Even as my world continues to feel scattered and hectic trying to piece together a GFCF–or at least CF–diet, Logan’s life steadily marches on.  Last week was his first week of pre-school, in an Early Childhood Special Education class for other 3-year-olds with similar IEPs.  I’m really so thankful we live in an area with a wonderful school district.

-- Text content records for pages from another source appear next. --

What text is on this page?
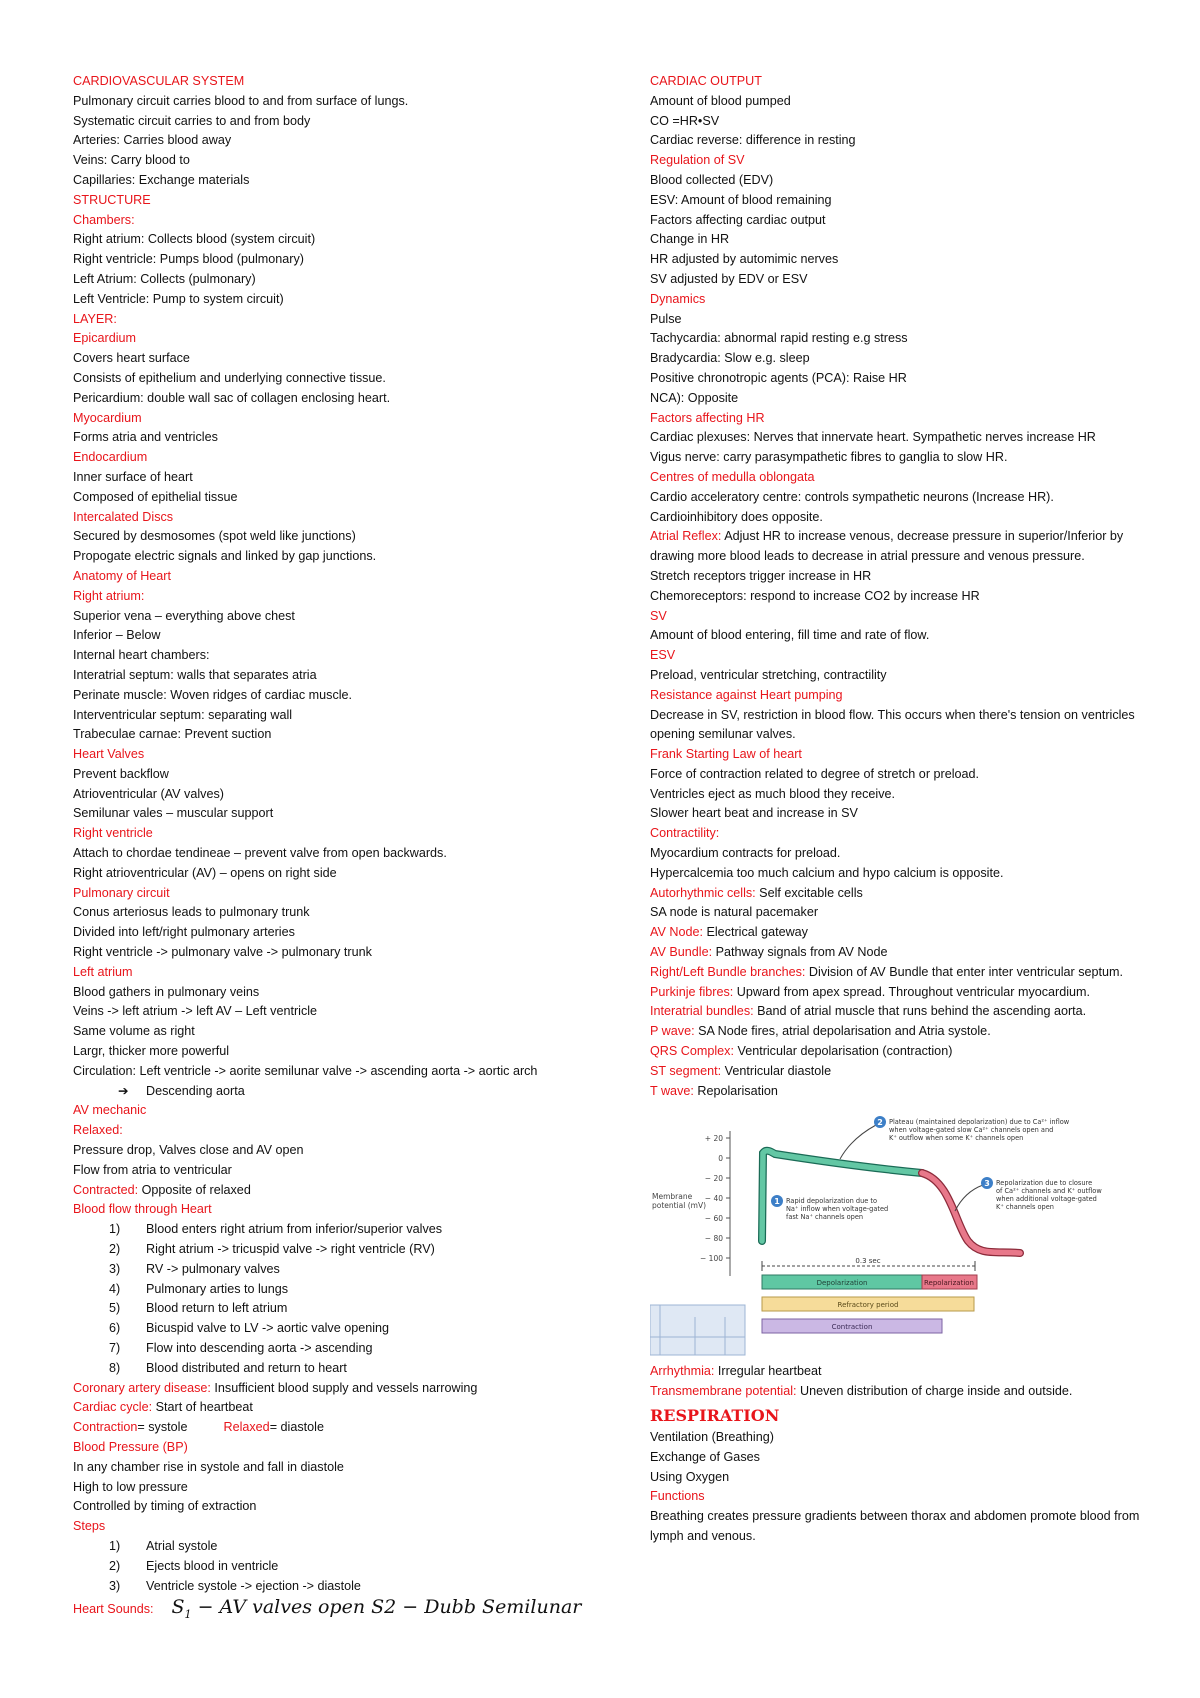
CARDIOVASCULAR SYSTEM
Pulmonary circuit carries blood to and from surface of lungs.
Systematic circuit carries to and from body
Arteries: Carries blood away
Veins: Carry blood to
Capillaries: Exchange materials
STRUCTURE
Chambers:
Right atrium: Collects blood (system circuit)
Right ventricle: Pumps blood (pulmonary)
Left Atrium: Collects (pulmonary)
Left Ventricle: Pump to system circuit)
LAYER:
Epicardium
Covers heart surface
Consists of epithelium and underlying connective tissue.
Pericardium: double wall sac of collagen enclosing heart.
Myocardium
Forms atria and ventricles
Endocardium
Inner surface of heart
Composed of epithelial tissue
Intercalated Discs
Secured by desmosomes (spot weld like junctions)
Propogate electric signals and linked by gap junctions.
Anatomy of Heart
Right atrium:
Superior vena – everything above chest
Inferior – Below
Internal heart chambers:
Interatrial septum: walls that separates atria
Perinate muscle: Woven ridges of cardiac muscle.
Interventricular septum: separating wall
Trabeculae carnae: Prevent suction
Heart Valves
Prevent backflow
Atrioventricular (AV valves)
Semilunar vales – muscular support
Right ventricle
Attach to chordae tendineae – prevent valve from open backwards.
Right atrioventricular (AV) – opens on right side
Pulmonary circuit
Conus arteriosus leads to pulmonary trunk
Divided into left/right pulmonary arteries
Right ventricle -> pulmonary valve -> pulmonary trunk
Left atrium
Blood gathers in pulmonary veins
Veins -> left atrium -> left AV – Left ventricle
Same volume as right
Largr, thicker more powerful
Circulation: Left ventricle -> aorite semilunar valve -> ascending aorta -> aortic arch
➔ Descending aorta
AV mechanic
Relaxed:
Pressure drop, Valves close and AV open
Flow from atria to ventricular
Contracted: Opposite of relaxed
Blood flow through Heart
1) Blood enters right atrium from inferior/superior valves
2) Right atrium -> tricuspid valve -> right ventricle (RV)
3) RV -> pulmonary valves
4) Pulmonary arties to lungs
5) Blood return to left atrium
6) Bicuspid valve to LV -> aortic valve opening
7) Flow into descending aorta -> ascending
8) Blood distributed and return to heart
Coronary artery disease: Insufficient blood supply and vessels narrowing
Cardiac cycle: Start of heartbeat
Contraction= systole	Relaxed= diastole
Blood Pressure (BP)
In any chamber rise in systole and fall in diastole
High to low pressure
Controlled by timing of extraction
Steps
1) Atrial systole
2) Ejects blood in ventricle
3) Ventricle systole -> ejection -> diastole
Heart Sounds: $S_1$ − AV valves open S2 − Dubb Semilunar
CARDIAC OUTPUT
Amount of blood pumped
CO =HR•SV
Cardiac reverse: difference in resting
Regulation of SV
Blood collected (EDV)
ESV: Amount of blood remaining
Factors affecting cardiac output
Change in HR
HR adjusted by automimic nerves
SV adjusted by EDV or ESV
Dynamics
Pulse
Tachycardia: abnormal rapid resting e.g stress
Bradycardia: Slow e.g. sleep
Positive chronotropic agents (PCA): Raise HR
NCA): Opposite
Factors affecting HR
Cardiac plexuses: Nerves that innervate heart. Sympathetic nerves increase HR
Vigus nerve: carry parasympathetic fibres to ganglia to slow HR.
Centres of medulla oblongata
Cardio acceleratory centre: controls sympathetic neurons (Increase HR).
Cardioinhibitory does opposite.
Atrial Reflex: Adjust HR to increase venous, decrease pressure in superior/Inferior by drawing more blood leads to decrease in atrial pressure and venous pressure.
Stretch receptors trigger increase in HR
Chemoreceptors: respond to increase CO2 by increase HR
SV
Amount of blood entering, fill time and rate of flow.
ESV
Preload, ventricular stretching, contractility
Resistance against Heart pumping
Decrease in SV, restriction in blood flow. This occurs when there's tension on ventricles opening semilunar valves.
Frank Starting Law of heart
Force of contraction related to degree of stretch or preload.
Ventricles eject as much blood they receive.
Slower heart beat and increase in SV
Contractility:
Myocardium contracts for preload.
Hypercalcemia too much calcium and hypo calcium is opposite.
Autorhythmic cells: Self excitable cells
SA node is natural pacemaker
AV Node: Electrical gateway
AV Bundle: Pathway signals from AV Node
Right/Left Bundle branches: Division of AV Bundle that enter inter ventricular septum.
Purkinje fibres: Upward from apex spread. Throughout ventricular myocardium.
Interatrial bundles: Band of atrial muscle that runs behind the ascending aorta.
P wave: SA Node fires, atrial depolarisation and Atria systole.
QRS Complex: Ventricular depolarisation (contraction)
ST segment: Ventricular diastole
T wave: Repolarisation
+ 20
0
− 20
− 40
− 60
− 80
− 100
Membrane
potential (mV)
2 Plateau (maintained depolarization) due to Ca²⁺ inflow
when voltage-gated slow Ca²⁺ channels open and
K⁺ outflow when some K⁺ channels open
1 Rapid depolarization due to
Na⁺ inflow when voltage-gated
fast Na⁺ channels open
3 Repolarization due to closure
of Ca²⁺ channels and K⁺ outflow
when additional voltage-gated
K⁺ channels open
0.3 sec
Depolarization	Repolarization
Refractory period
Contraction
Arrhythmia: Irregular heartbeat
Transmembrane potential: Uneven distribution of charge inside and outside.
RESPIRATION
Ventilation (Breathing)
Exchange of Gases
Using Oxygen
Functions
Breathing creates pressure gradients between thorax and abdomen promote blood from lymph and venous.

And although I may not be great at cooking (or even competent at it sometimes), I am great at walking!  I will be walking in Walk Now for Autism Speaks fundraising campaign to raise awareness and money for research toward fitting in the missing pieces of autism.  I continue to be amazed and dismayed at how many people are affected with this disorder–1 in 88!–and hope to do a small part toward treatment and prevention.  I know my family is incredibly lucky that Logan is high-functioning and does not have many of the struggles other children with autism do, so I feel I am walking more for others than for my son.  I encourage everyone reading this to join me either in walking or through donations!  Please visit our team site at
http://www.walknowforautismspeaks.org/minnesota/logansteam!  And thank you!

Feeling: Determined

Week 2: Starting over

As Logan would say, ba-ba ba-da-BAAA!

(Translation: general excitement and success)

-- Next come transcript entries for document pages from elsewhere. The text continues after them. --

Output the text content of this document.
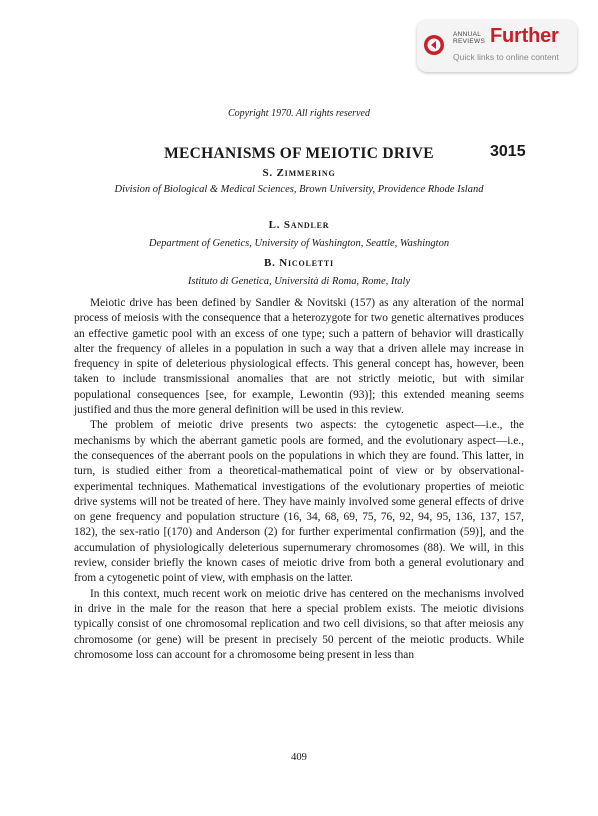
ANNUAL
REVIEWS Further
Quick links to online content
Copyright 1970. All rights reserved
MECHANISMS OF MEIOTIC DRIVE	3015
S. Zimmering
Division of Biological & Medical Sciences, Brown University, Providence Rhode Island
L. Sandler
Department of Genetics, University of Washington, Seattle, Washington
B. Nicoletti
Istituto di Genetica, Università di Roma, Rome, Italy

Meiotic drive has been defined by Sandler & Novitski (157) as any alteration of the normal process of meiosis with the consequence that a heterozygote for two genetic alternatives produces an effective gametic pool with an excess of one type; such a pattern of behavior will drastically alter the frequency of alleles in a population in such a way that a driven allele may increase in frequency in spite of deleterious physiological effects. This general concept has, however, been taken to include transmissional anomalies that are not strictly meiotic, but with similar populational consequences [see, for example, Lewontin (93)]; this extended meaning seems justified and thus the more general definition will be used in this review.

The problem of meiotic drive presents two aspects: the cytogenetic aspect—i.e., the mechanisms by which the aberrant gametic pools are formed, and the evolutionary aspect—i.e., the consequences of the aberrant pools on the populations in which they are found. This latter, in turn, is studied either from a theoretical-mathematical point of view or by observational-experimental techniques. Mathematical investigations of the evolutionary properties of meiotic drive systems will not be treated of here. They have mainly involved some general effects of drive on gene frequency and population structure (16, 34, 68, 69, 75, 76, 92, 94, 95, 136, 137, 157, 182), the sex-ratio [(170) and Anderson (2) for further experimental confirmation (59)], and the accumulation of physiologically deleterious supernumerary chromosomes (88). We will, in this review, consider briefly the known cases of meiotic drive from both a general evolutionary and from a cytogenetic point of view, with emphasis on the latter.

In this context, much recent work on meiotic drive has centered on the mechanisms involved in drive in the male for the reason that here a special problem exists. The meiotic divisions typically consist of one chromosomal replication and two cell divisions, so that after meiosis any chromosome (or gene) will be present in precisely 50 percent of the meiotic products. While chromosome loss can account for a chromosome being present in less than

409
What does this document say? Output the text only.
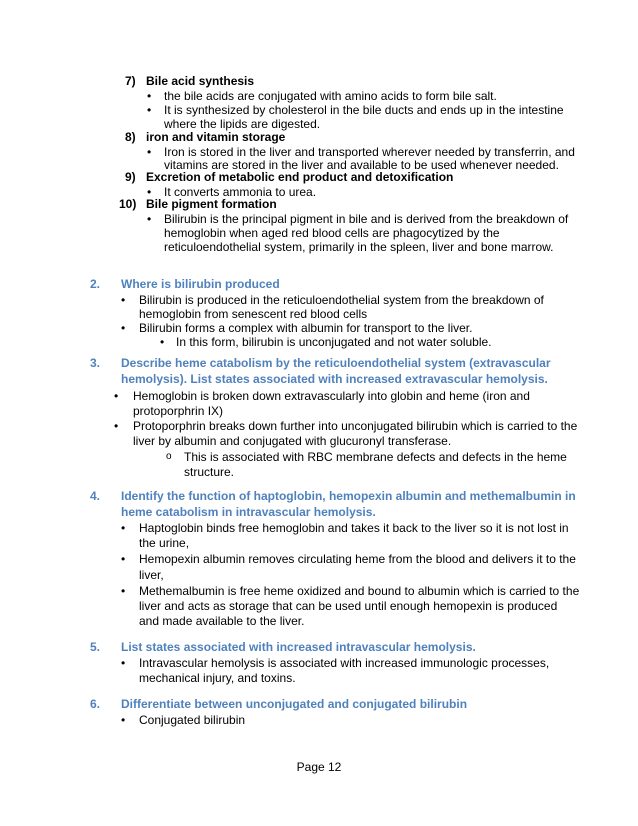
7) Bile acid synthesis
• the bile acids are conjugated with amino acids to form bile salt.
• It is synthesized by cholesterol in the bile ducts and ends up in the intestine
where the lipids are digested.
8) iron and vitamin storage
• Iron is stored in the liver and transported wherever needed by transferrin, and
vitamins are stored in the liver and available to be used whenever needed.
9) Excretion of metabolic end product and detoxification
• It converts ammonia to urea.
10) Bile pigment formation
• Bilirubin is the principal pigment in bile and is derived from the breakdown of
hemoglobin when aged red blood cells are phagocytized by the
reticuloendothelial system, primarily in the spleen, liver and bone marrow.
2. Where is bilirubin produced
• Bilirubin is produced in the reticuloendothelial system from the breakdown of
hemoglobin from senescent red blood cells
• Bilirubin forms a complex with albumin for transport to the liver.
• In this form, bilirubin is unconjugated and not water soluble.
3. Describe heme catabolism by the reticuloendothelial system (extravascular
hemolysis). List states associated with increased extravascular hemolysis.
• Hemoglobin is broken down extravascularly into globin and heme (iron and
protoporphrin IX)
• Protoporphrin breaks down further into unconjugated bilirubin which is carried to the
liver by albumin and conjugated with glucuronyl transferase.
o This is associated with RBC membrane defects and defects in the heme
structure.
4. Identify the function of haptoglobin, hemopexin albumin and methemalbumin in
heme catabolism in intravascular hemolysis.
• Haptoglobin binds free hemoglobin and takes it back to the liver so it is not lost in
the urine,
• Hemopexin albumin removes circulating heme from the blood and delivers it to the
liver,
• Methemalbumin is free heme oxidized and bound to albumin which is carried to the
liver and acts as storage that can be used until enough hemopexin is produced
and made available to the liver.
5. List states associated with increased intravascular hemolysis.
• Intravascular hemolysis is associated with increased immunologic processes,
mechanical injury, and toxins.
6. Differentiate between unconjugated and conjugated bilirubin
• Conjugated bilirubin
Page 12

Even though last week proved to be harder than I expected, I feel so much better halfway through Week 2.  For one, I’ve heard from so many supportive people with tips and encouragement.  For another, we finally had Logan’s evaluation with a psychologist today, so we can now say we have a medical diagnosis of PDD-NOS, or pervasive developmental delay-not otherwise specified.  It’s a mouthful, but it was helpful to hear her praise several of Logan’s skills and to know that he is actually advanced in some areas–just pretty much woefully behind in others, namely social interaction, empathy, and expressive language.  But everything she had to say seemed like good news to me because knowing what beast we need to fight obviously makes choosing how to fight it much easier.

And on top of that, I think I actually successfully cooked a meal tonight.

We went to the park after daycare, so by the time we got home, I was worried about being able to make something (anything–CF or “normal”).  I decided to try mac ‘n cheese another try, this time not from a box but from a recipe using just noodles, chicken stock, salt, and shredded CF cheese.  It was actually super easy; just as easy, in fact, as normal boxed mac ‘n cheese.  In fact, it might not actually count as “cooking,” since it was little more than boiling water.  But–little victories, right?

I made sure not to call it mac ‘n cheese, though, so Logan wouldn’t be upset that it wasn’t “real.”  I simply called it “funny noodles,” since I made it with whatever weird-shaped noodles happened to be in my pantry.  I also gave him raw green pepper slices, cherry tomatoes, and blueberries.  And — who would have thought — he ate it!

All in all, today was a great day going into tomorrow — Logan’s first day of pre-K!